Cape York: It doesn't get any further north than this. Photo: Alex Ellinghausen
This is one of the classic Australian sayings. As in, gone tropical. Gone a bit mad. The further north you go in Australia, the further into the tropics you venture, the crazier everyone becomes. And there's an element of truth to it. Have you been to Darwin? Or Cairns? People are different up there. Melburnians they ain't. It's more relaxed. More laissez faire. If you embrace the crazy it makes a pleasant change.
The Bible Belt
Most people know about the American "Bible belt", but did you know Australia has one as well?
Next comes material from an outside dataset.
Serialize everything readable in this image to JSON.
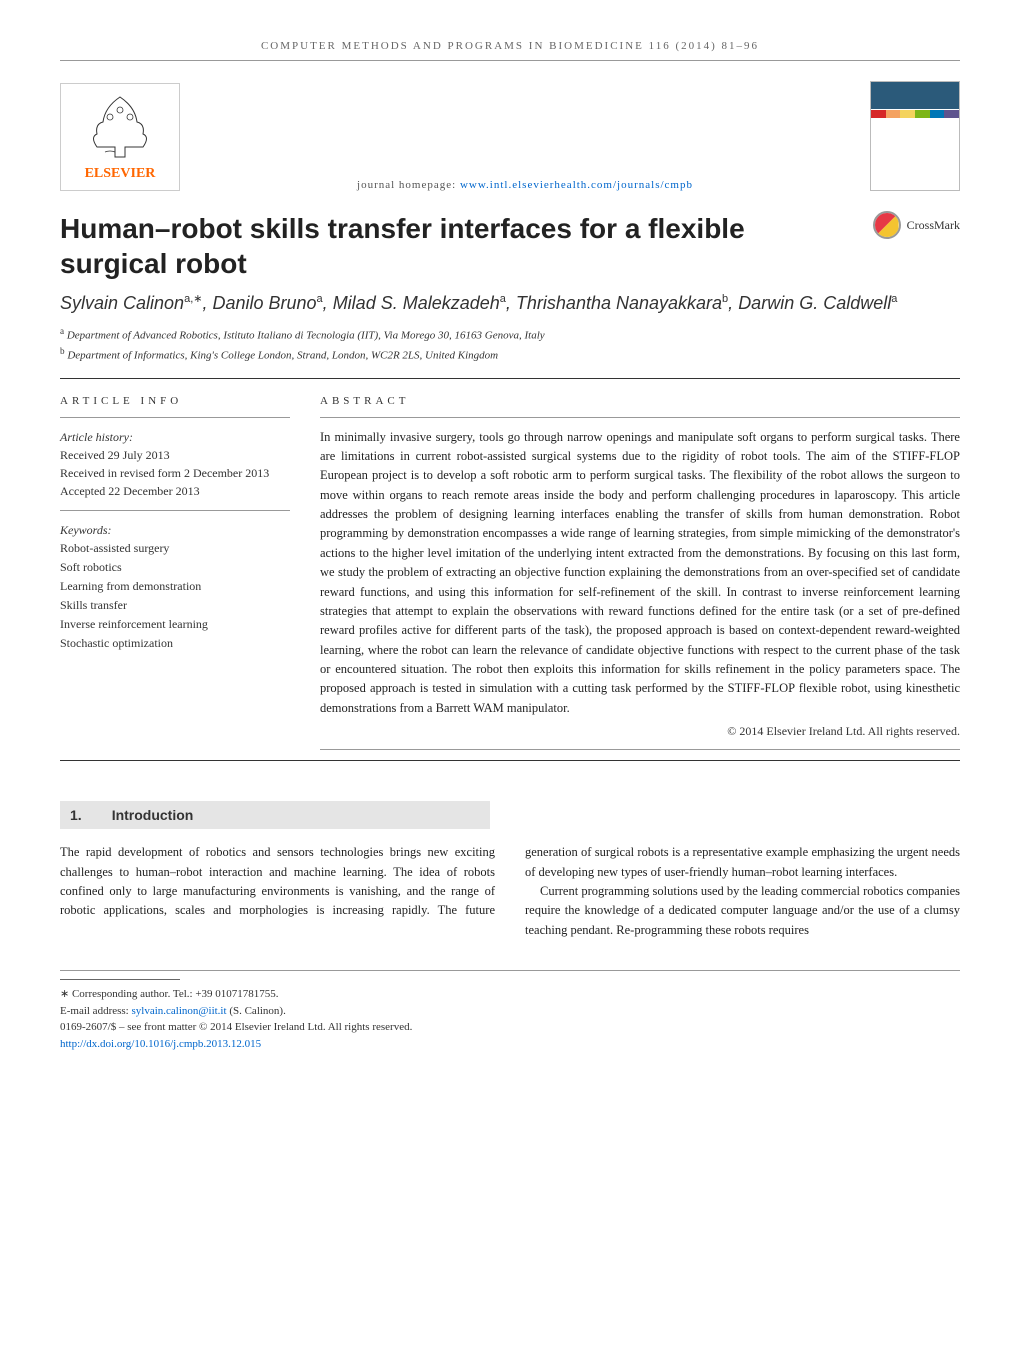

Motor down the highway in south-eastern Queensland, around the likes of Toowoomba, Laidley, Gatton and down towards Warwick and have a look for the billboards sporting Bible verses, the small churches that seem to pop up everywhere. You're not in Kansas anymore. Or… maybe you are?
World on a plate
One of the easiest ways to spot cultural difference in Australia is just to jump in your car and travel around the outer suburbs of a major city – and be ready to eat. In Sydney you will find Sri Lankan cuisine in Toongabbie, Lebanese in Granville, Vietnamese in Cabramatta. In Brisbane there's great Chinese food in Sunnybank, Vietnamese in Inala, Indian in Runcorn. In Melbourne, feast on Ethiopian in Footscray, Persian in Brunswick, Indian in Dandenong.
Rockmelon or cantaloupe?
OK, this surprised me. As far as I was concerned, Americans called sweet, orange melons cantaloupes and Australians called them rockmelons. But now I'm told some Victorians also call these delicious fruits cantaloupes? That seems wrong to me on pretty much every level, but this is the thing you have to remember about travel, even within Australia: it's not wrong, it's different.
The insanity of beer glasses
It's a .... schooner? Middy? Pot? Photo: iStock
Speaking of which, have you ever tried to order a beer in another state? For some bizarre reason Australians have kept most customs uniform across the entire country, except for the names given to glasses of beer. Depending on where you are you might be ordering a pot, a pony, a pint, a schooner, a middy, a handle or a ten – and even if you get the name right it might not be the size you wanted.
Chips on shoulders
Venture around Australia and you will discover that pretty much everyone outside of Sydney seems to have some sort of chip on their shoulder about the amount of attention they get. Melburnians think Sydneysiders regard them as a "second city" (untrue). Everyone in the bush thinks everyone in the city pays them no mind (partly untrue). Queenslanders think the southern states ignore them (well, sometimes). West Australians think the entire eastern seaboard ignores them (wait, who?). And Tasmanians think mainlanders don't even know they exist (um…).
As is the way with rockmelons and beer glasses, you will find certain terminology doesn't cross state borders in Australia. What's a parma to you is a parmy to someone else. And don't even get people started on the humble slices of potato that are battered and fried at cheapo fish and chip shops. Certain people – who are obviously wrong – call them potato cakes. They're potato scallops.
You want to experience cultural difference? Look around you. There's a tonne of cultural difference in Australia if you care to look into the local Indigenous traditions and beliefs. This is one of the best ways to see your country in a whole new light, by dedicating yourself to experiencing local Indigenous culture wherever you go, through guided tours and experiences with locals on country. Tap into ancient knowledge and realise what the land is all about. Find out more on our recent podcast.
In the country
The good people of Australia may not differ a whole lot in their behaviour and customs from state to state, but there's certainly a difference between urban dwellers and those in the bush. For a hit of cultural difference on your next holiday, just swap locales. If you're in regional Australia, head to the city for a fast pace, cuisines from around the world, alternative lifestyles and more. For urbanites, a trip to the country is a nice way to slow things down a little, where the vibe is friendlier, the pace is more relaxed, and the hats shadier.
Get on board
I have a very unscientific theory that states that the further north you are in Australia, the more likely you are to see someone going out to the pub in a pair of boardshorts (in the eastern part of Australia anyway – who cares what they're doing out west). By the time you hit Bundaberg it's pretty much guaranteed. Australians are known for dressing casually, with a pair of thongs for every occasion, but things get really loose up north.
What do you think are the main cultural differences within Australia? Where would you visit to see a clash of cultures?